Cisco – Inbound BGP load-balancing from same ISP router

bgpciscorouting

I have two BGP routers for DIA with an issue with one provider in that the two links to this provider land on the same SP router. My ethernet handoffs via two separate MetroE links from another provider on behalf on my main provider as the one provider already had fiber to the bldg. If someone could also clear up the ISP terminology when one provider transports services for another, I'd appreciate it. The two circuits terminate L3 with the same SP router, so my two routers each peer with the same provider router. I'm assigned PA space from this SP.

I have no issues with outbound load-balancing (or load-sharing as I guess would be more technically accurate). Outbound, I do ECLB at the firewall which picks one of the two edge routers based on a srcip/dstip hash.

This particular carrier — forget about the carrier just providing transport — is not load-balancing inbound traffic from their one router across the two links to my two routers, and this is the direction where we could use the combined 5x50Mb BW that we have contracted. The SP sees equal paths to us for the same advertised network and essentially just the first path they learn is what becomes the bestpath.

I've listed what I'm considering as my options below to get traffic over both circuits, and would like to know what the experts here think is best particularly if you're familiar with typical SP SOPs. Since I have a contract, changing the contract at this time is not an option to have this rebuilt some other way.

Allowing maximum-paths 2 in the SP network fixes this, but this applies to all their BGP customers on the same router that I don't think they will allow. At least one option that will work involves static routes, but that’s not what I would prefer.

Below are the options I have considered in my order of preference.

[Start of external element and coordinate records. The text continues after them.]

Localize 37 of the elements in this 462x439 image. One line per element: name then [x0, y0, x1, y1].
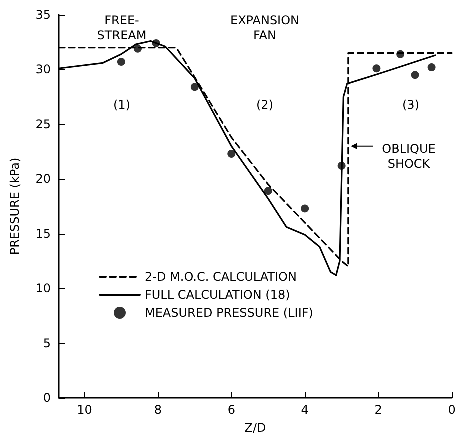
x-tick-label: 10: [77, 403, 92, 417]
legend-label: MEASURED PRESSURE (LIIF): [145, 306, 314, 320]
point: [372, 64, 381, 73]
annotation: (1): [114, 98, 130, 112]
point: [117, 58, 126, 66]
annotation: FREE- STREAM: [97, 14, 147, 42]
annotation: (2): [256, 98, 274, 112]
x-tick-label: 2: [374, 403, 382, 417]
y-tick-label: 30: [36, 62, 51, 77]
point: [152, 39, 160, 48]
annotation: OBLIQUE SHOCK: [382, 142, 436, 171]
point: [411, 71, 420, 80]
y-tick-label: 5: [43, 336, 51, 350]
point: [428, 64, 436, 72]
y-tick-label: 35: [36, 8, 51, 22]
x-tick-label: 0: [448, 403, 456, 417]
annotation: (3): [402, 98, 420, 112]
y-tick-label: 0: [43, 391, 51, 405]
y-axis-title: PRESSURE (kPa): [8, 158, 22, 256]
y-tick-label: 25: [36, 117, 51, 132]
point: [338, 162, 346, 170]
point: [190, 83, 199, 92]
point: [228, 150, 236, 158]
x-tick-label: 4: [301, 403, 309, 417]
y-tick-label: 15: [36, 226, 51, 241]
legend-label: FULL CALCULATION (18): [145, 288, 290, 302]
y-tick-label: 10: [36, 282, 51, 296]
legend-label: 2-D M.O.C. CALCULATION: [145, 270, 297, 284]
x-tick-label: 8: [154, 403, 162, 417]
x-tick-label: 6: [228, 403, 236, 417]
point: [264, 187, 272, 196]
point: [396, 50, 405, 58]
point: [134, 44, 142, 53]
x-axis-title: Z/D: [244, 421, 266, 435]
y-tick-label: 20: [36, 172, 51, 186]
point: [301, 204, 310, 213]
annotation: EXPANSION FAN: [230, 14, 300, 42]
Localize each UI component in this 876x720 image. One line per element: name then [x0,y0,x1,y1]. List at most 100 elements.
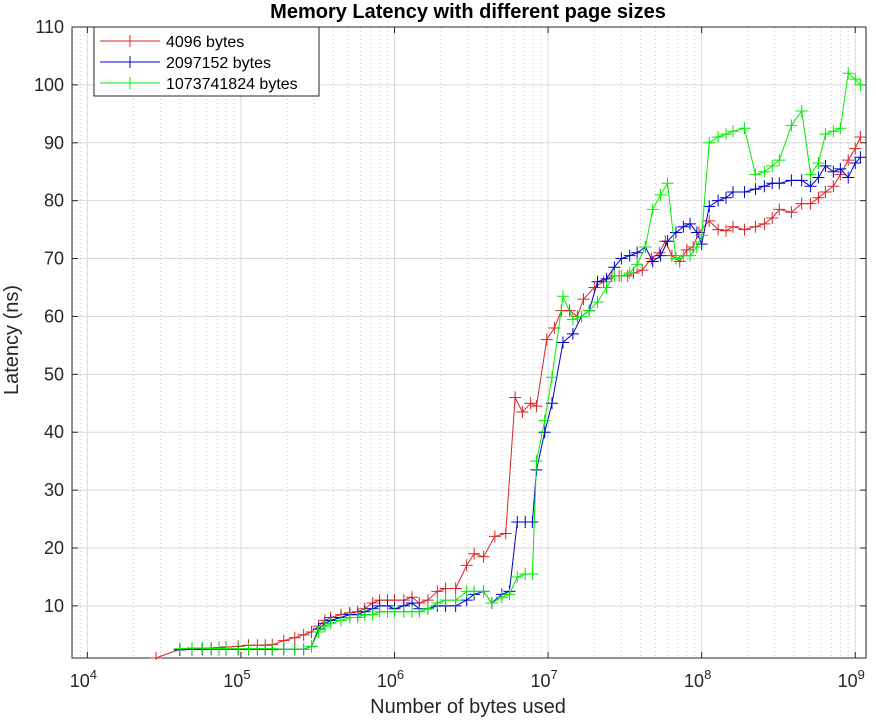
data-point [449,582,462,595]
y-tick-label: 20 [44,538,64,558]
data-point [631,246,644,259]
x-tick-label: 104 [70,667,97,691]
data-point [305,640,318,653]
data-point [575,310,588,323]
y-tick-label: 90 [44,133,64,153]
data-point [312,625,325,638]
data-point [785,206,798,219]
data-point [703,136,716,149]
data-point [719,128,732,141]
data-point [538,414,551,427]
data-point [511,570,524,583]
data-point [719,224,732,237]
y-tick-label: 70 [44,249,64,269]
data-point [749,220,762,233]
data-point [540,333,553,346]
data-point [849,157,862,170]
x-tick-label: 109 [838,667,865,691]
data-point [849,73,862,86]
data-point [297,643,310,656]
x-axis-label: Number of bytes used [370,696,566,718]
data-point [449,594,462,607]
data-point [785,174,798,187]
data-point [773,203,786,216]
data-point [677,220,690,233]
data-point [431,585,444,598]
data-point [499,527,512,540]
tick-labels: 10 20 30 40 50 60 70 80 90 100 110 104 105 106 107 108 1… [34,17,865,691]
data-point [758,180,771,193]
data-point [277,643,290,656]
data-point [477,585,490,598]
data-point [413,605,426,618]
data-point [526,515,539,528]
data-point [819,185,832,198]
y-axis-label: Latency (ns) [1,285,23,395]
data-point [738,122,751,135]
data-point [766,159,779,172]
data-point [654,249,667,262]
data-point [854,151,866,164]
data-point [577,293,590,306]
data-point [795,174,808,187]
data-point [819,159,832,172]
data-point [854,130,866,143]
data-point [196,642,209,655]
y-tick-label: 60 [44,306,64,326]
data-point [646,203,659,216]
legend: 4096 bytes 2097152 bytes 1073741824 bytes [93,26,320,97]
data-point [468,547,481,560]
plot-area [72,27,866,658]
data-point [795,104,808,117]
data-point [758,217,771,230]
data-point [749,168,762,181]
chart-title: Memory Latency with different page sizes [270,1,666,23]
data-point [684,249,697,262]
data-point [530,400,543,413]
data-point [503,588,516,601]
data-point [421,602,434,615]
data-point [545,371,558,384]
data-point [849,142,862,155]
legend-marker [124,35,136,47]
data-point [488,530,501,543]
data-point [530,455,543,468]
data-point [719,191,732,204]
y-tick-label: 40 [44,422,64,442]
data-point [591,275,604,288]
data-point [495,591,508,604]
data-point [526,568,539,581]
data-point [804,197,817,210]
x-tick-label: 107 [530,667,557,691]
data-point [646,255,659,268]
data-point [615,269,628,282]
data-point [477,550,490,563]
data-point [150,652,163,660]
data-point [749,183,762,196]
data-point [785,119,798,132]
data-point [431,597,444,610]
data-point [812,171,825,184]
data-point [680,243,693,256]
data-point [232,642,245,655]
data-point [173,642,186,655]
data-point [623,249,636,262]
data-point [600,281,613,294]
data-point [566,313,579,326]
grid [71,26,866,658]
axes-box [71,26,867,659]
data-point [556,336,569,349]
y-tick-label: 30 [44,480,64,500]
x-tick-label: 105 [223,667,250,691]
data-point [556,290,569,303]
data-point [819,128,832,141]
data-point [439,594,452,607]
data-point [516,405,529,418]
data-point [654,188,667,201]
data-point [712,130,725,143]
data-point [690,240,703,253]
data-point [566,327,579,340]
data-point [695,229,708,242]
data-point [812,191,825,204]
data-point [639,240,652,253]
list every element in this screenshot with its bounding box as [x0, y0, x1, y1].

  1. Allow BGP maximum-paths 2 on SP router (affects all BGP customers homed there) so /24 is used when advertised on both circuits

  2. Split my /24 in half and advertise separate /25s over each link along with the /24. The SP has recently stated that a non-documented community could be used for them to accept > /24 prefixes. This requires manipulating NAT on my firewall to use global addresses in both /25’s as most traffic now is destined back to us on just a few addresses in the lower /25.

  3. SP static routes to /24 to force load-balancing w/BGP /24 (floating route).

  4. SP static routes to /25s to force ECLB w/BGP /24 prefix (in RIB, but not used unless failure of /25s).

I think advertising the /25s in BGP is the best option which I only found out recently is possible with the SP undocumented community, but are there other options I haven't considered or concerns about out-of-order packets with some of these choices?

This is sort of the reverse load-balancing problem most people ask with BGP.

Best Answer

I would ask for 'maximum-paths' (it's usually called ECMP in standards and documents, not ECLB). And if ECMP is non-starter, then fallback to your /25 plan.

Other acronyms that I couldn't immediately figure out were DIA (dedicated internet access?) and SOP (standard operating procedure?). I'm not sure if these are really so universal acronyms that they should be used in stackexchange without at least hovertext to resolve them.